Geraldine Brooks wurde 1955 in Sydney geboren und bereiste elf Jahre lang als Auslandskorrespondentin des Wall Street Journal die Welt. 2006 erhielt sie für ihren Debütroman 'Auf freiem Feld' den Pulitzerpreis. 'Das Pesttuch' avancierte zum internationalen Bestseller und wurde in 25 Sprachen übersetzt. Ihre Bücher sind allesamt New-York-Times-Bestseller. Geraldine Brooks lebt auf Martha's Vineyard, Massachusetts.

II


So oft ich auch schon mit seltenen, schönen Dingen zu tun hatte – das Gefühl der ersten Berührung ist immer noch eine besonders eindringliche Erfahrung, eine Kombination aus Stromschlag und dem Streicheln des Hinterkopfs eines Neugeborenen.

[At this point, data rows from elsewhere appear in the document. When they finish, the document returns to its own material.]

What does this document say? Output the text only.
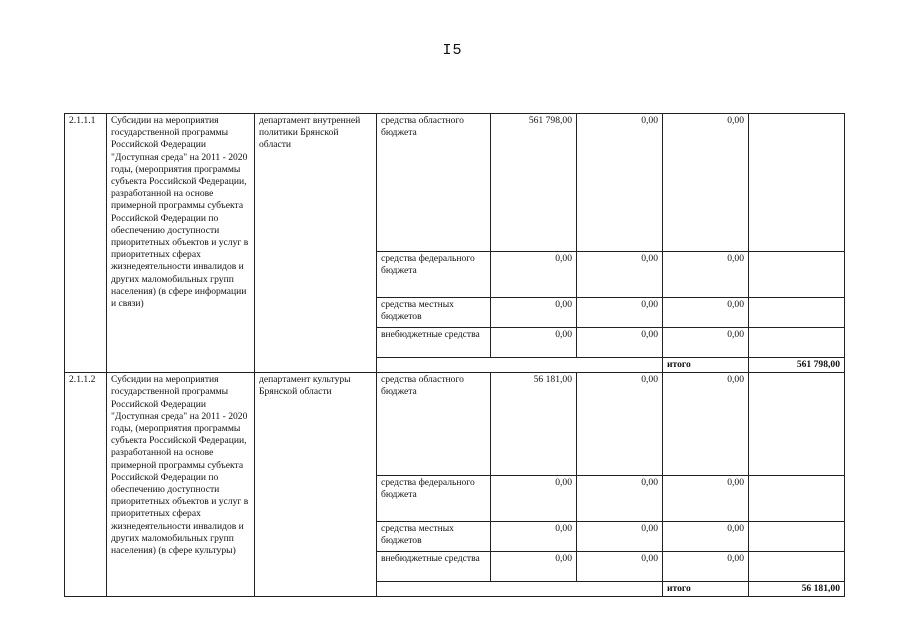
I5
2.1.1.1	Субсидии на мероприятия государственной программы Российской Федерации "Доступная среда" на 2011 - 2020 годы, (мероприятия программы субъекта Российской Федерации, разработанной на основе примерной программы субъекта Российской Федерации по обеспечению доступности приоритетных объектов и услуг в приоритетных сферах жизнедеятельности инвалидов и других маломобильных групп населения) (в сфере информации и связи)	департамент внутренней политики Брянской области	средства областного бюджета	561 798,00	0,00	0,00		
			средства федерального бюджета	0,00	0,00	0,00		
			средства местных бюджетов	0,00	0,00	0,00		
			внебюджетные средства	0,00	0,00	0,00		
						итого	561 798,00			
2.1.1.2	Субсидии на мероприятия государственной программы Российской Федерации "Доступная среда" на 2011 - 2020 годы, (мероприятия программы субъекта Российской Федерации, разработанной на основе примерной программы субъекта Российской Федерации по обеспечению доступности приоритетных объектов и услуг в приоритетных сферах жизнедеятельности инвалидов и других маломобильных групп населения) (в сфере культуры)	департамент культуры Брянской области	средства областного бюджета	56 181,00	0,00	0,00		
			средства федерального бюджета	0,00	0,00	0,00		
			средства местных бюджетов	0,00	0,00	0,00		
			внебюджетные средства	0,00	0,00	0,00		
						итого	56 181,00			
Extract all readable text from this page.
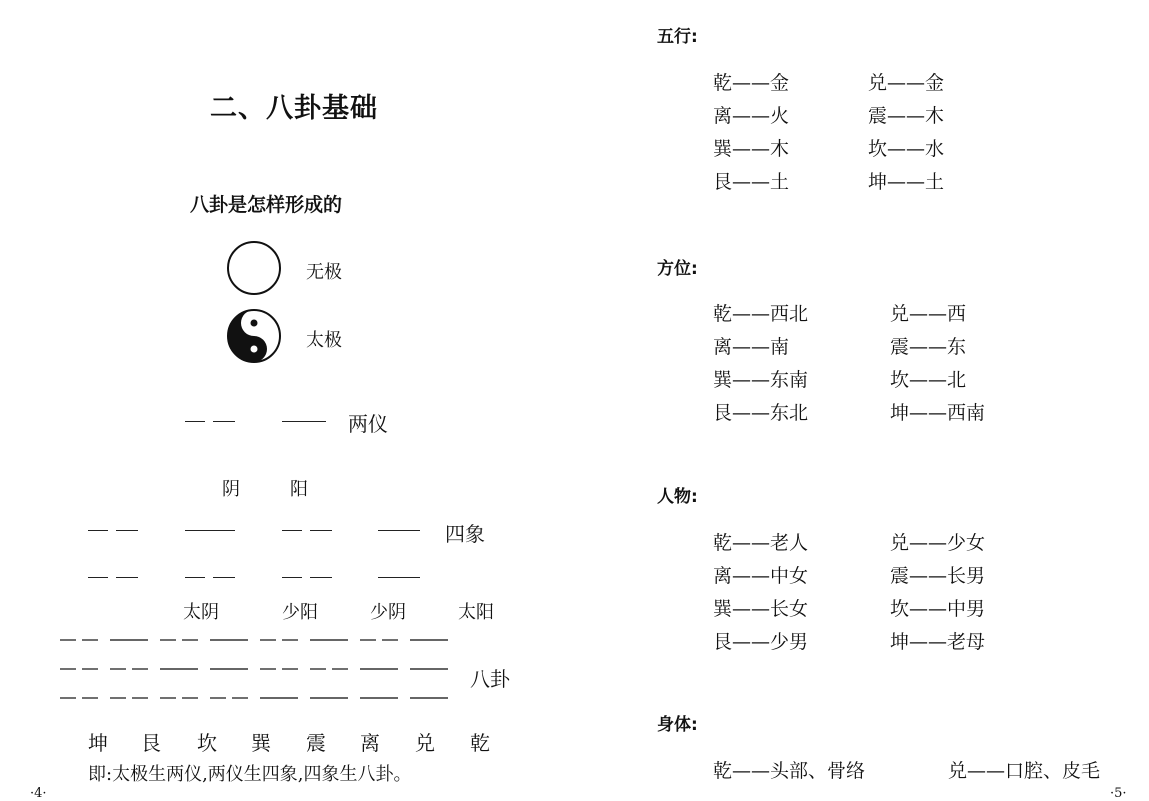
二、八卦基础
八卦是怎样形成的
无极
太极
两仪
阴	阳
四象
太阴	少阳	少阴	太阳
八卦
坤 艮 坎 巽 震 离 兑 乾
即:太极生两仪,两仪生四象,四象生八卦。
·4·
五行:
乾——金	兑——金
离——火	震——木
巽——木	坎——水
艮——土	坤——土
方位:
乾——西北	兑——西
离——南	震——东
巽——东南	坎——北
艮——东北	坤——西南
人物:
乾——老人	兑——少女
离——中女	震——长男
巽——长女	坎——中男
艮——少男	坤——老母
身体:
乾——头部、骨络	兑——口腔、皮毛
·5·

Seit einem Jahrhundert hatte kein Konservator dieses Manuskript angefasst. Die Styroporformen standen bereit. Ich zögerte eine Sekunde – ein hebräisches Buch, also gehörte der Rücken nach rechts – und legte es darauf.

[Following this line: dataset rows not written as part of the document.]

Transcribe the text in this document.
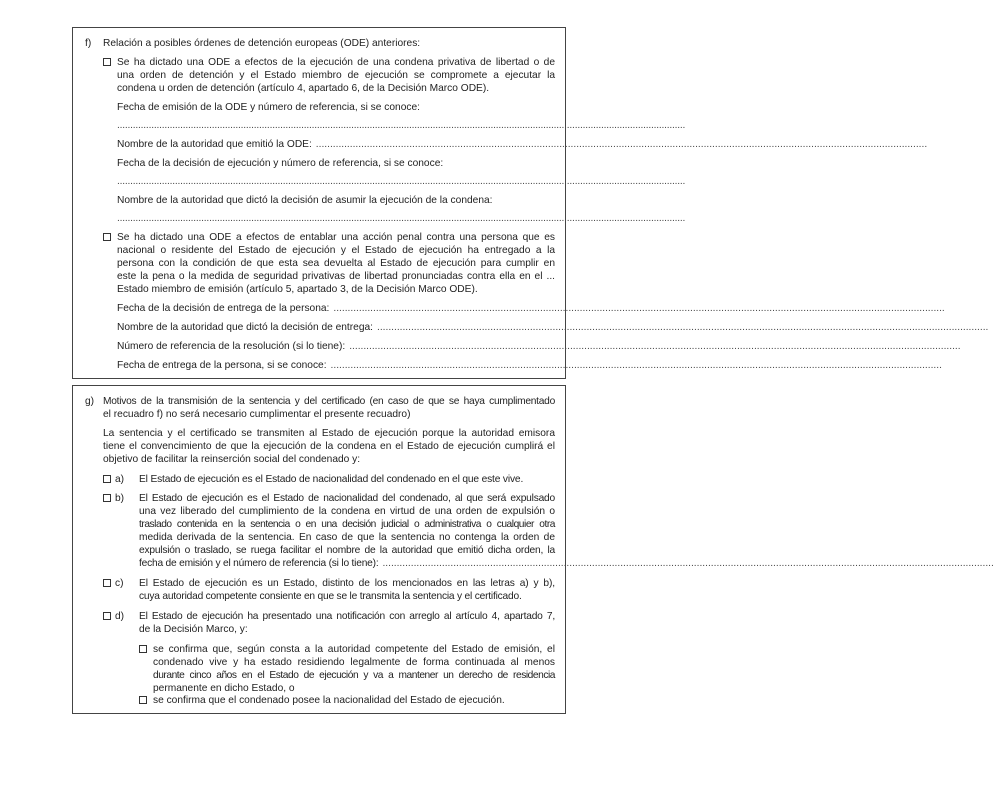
f) Relación a posibles órdenes de detención europeas (ODE) anteriores:
Se ha dictado una ODE a efectos de la ejecución de una condena privativa de libertad o de
una orden de detención y el Estado miembro de ejecución se compromete a ejecutar la
condena u orden de detención (artículo 4, apartado 6, de la Decisión Marco ODE).
Fecha de emisión de la ODE y número de referencia, si se conoce:
........................................................................................................................................................................................................................
Nombre de la autoridad que emitió la ODE: ........................................................................................................................................................................................................................
Fecha de la decisión de ejecución y número de referencia, si se conoce:
........................................................................................................................................................................................................................
Nombre de la autoridad que dictó la decisión de asumir la ejecución de la condena:
........................................................................................................................................................................................................................
Se ha dictado una ODE a efectos de entablar una acción penal contra una persona que es
nacional o residente del Estado de ejecución y el Estado de ejecución ha entregado a la
persona con la condición de que esta sea devuelta al Estado de ejecución para cumplir en
este la pena o la medida de seguridad privativas de libertad pronunciadas contra ella en el ...
Estado miembro de emisión (artículo 5, apartado 3, de la Decisión Marco ODE).
Fecha de la decisión de entrega de la persona: ........................................................................................................................................................................................................................
Nombre de la autoridad que dictó la decisión de entrega: ........................................................................................................................................................................................................................
Número de referencia de la resolución (si lo tiene): ........................................................................................................................................................................................................................
Fecha de entrega de la persona, si se conoce: ........................................................................................................................................................................................................................
g) Motivos de la transmisión de la sentencia y del certificado (en caso de que se haya cumplimentado
el recuadro f) no será necesario cumplimentar el presente recuadro)
La sentencia y el certificado se transmiten al Estado de ejecución porque la autoridad emisora
tiene el convencimiento de que la ejecución de la condena en el Estado de ejecución cumplirá el
objetivo de facilitar la reinserción social del condenado y:
a) El Estado de ejecución es el Estado de nacionalidad del condenado en el que este vive.
b) El Estado de ejecución es el Estado de nacionalidad del condenado, al que será expulsado
una vez liberado del cumplimiento de la condena en virtud de una orden de expulsión o
traslado contenida en la sentencia o en una decisión judicial o administrativa o cualquier otra
medida derivada de la sentencia. En caso de que la sentencia no contenga la orden de
expulsión o traslado, se ruega facilitar el nombre de la autoridad que emitió dicha orden, la
fecha de emisión y el número de referencia (si lo tiene): ........................................................................................................................................................................................................................
c) El Estado de ejecución es un Estado, distinto de los mencionados en las letras a) y b),
cuya autoridad competente consiente en que se le transmita la sentencia y el certificado.
d) El Estado de ejecución ha presentado una notificación con arreglo al artículo 4, apartado 7,
de la Decisión Marco, y:
se confirma que, según consta a la autoridad competente del Estado de emisión, el
condenado vive y ha estado residiendo legalmente de forma continuada al menos
durante cinco años en el Estado de ejecución y va a mantener un derecho de residencia
permanente en dicho Estado, o
se confirma que el condenado posee la nacionalidad del Estado de ejecución.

Solange man es nicht aufschlug, forderte das Manuskript ein ungeschultes Auge zu keinem zweiten Blick heraus. Zunächst war es klein, passend für den Gebrauch am PessachFestmahlstisch. Der unauffällige Einband stammte aus dem

19. Jahrhundert und war fleckig und abgestoßen. Ein so prächtig illustrierter Kodex wie dieser hatte ursprünglich bestimmt eine kunstvoll gearbeitete Bindung gehabt. Man bereitet keinen Hummer Thermidor zu und serviert ihn dann auf einem Pappteller. Der Buchbinder hatte womöglich Blattgold und Silberprägung verwendet, vielleicht Intarsien aus Elfenbein oder Perlmutt. Diese Handschrift war in ihrem langen Leben aber wahrscheinlich oft neu gebunden worden, das letzte Mal, von dem wir mit Sicherheit wussten, in den 1890ern in Wien. Leider hatte der österreichische Buchbinder sie in diesem Fall fürchterlich misshandelt, das Pergament stark beschnitten und den alten Einband ganz entfernt – etwas, was heutzutage niemand, vor allem kein Profi, der für ein großes Museum arbeitet, mehr tun würde. Unmöglich zu sagen, welche Informationen dadurch verloren gegangen waren. Er hatte das Manuskript in simple Pappdeckel gebunden, bedruckt mit einem unpassenden türkischen Blumenmuster, das mittlerweile ausgeblichen und verfärbt war. Nur die Ecken und der Rücken bestanden aus Kalbsleder, und das war dunkelbraun und abgeschabt, sodass der Rand der grauen Pappe darunter sichtbar wurde.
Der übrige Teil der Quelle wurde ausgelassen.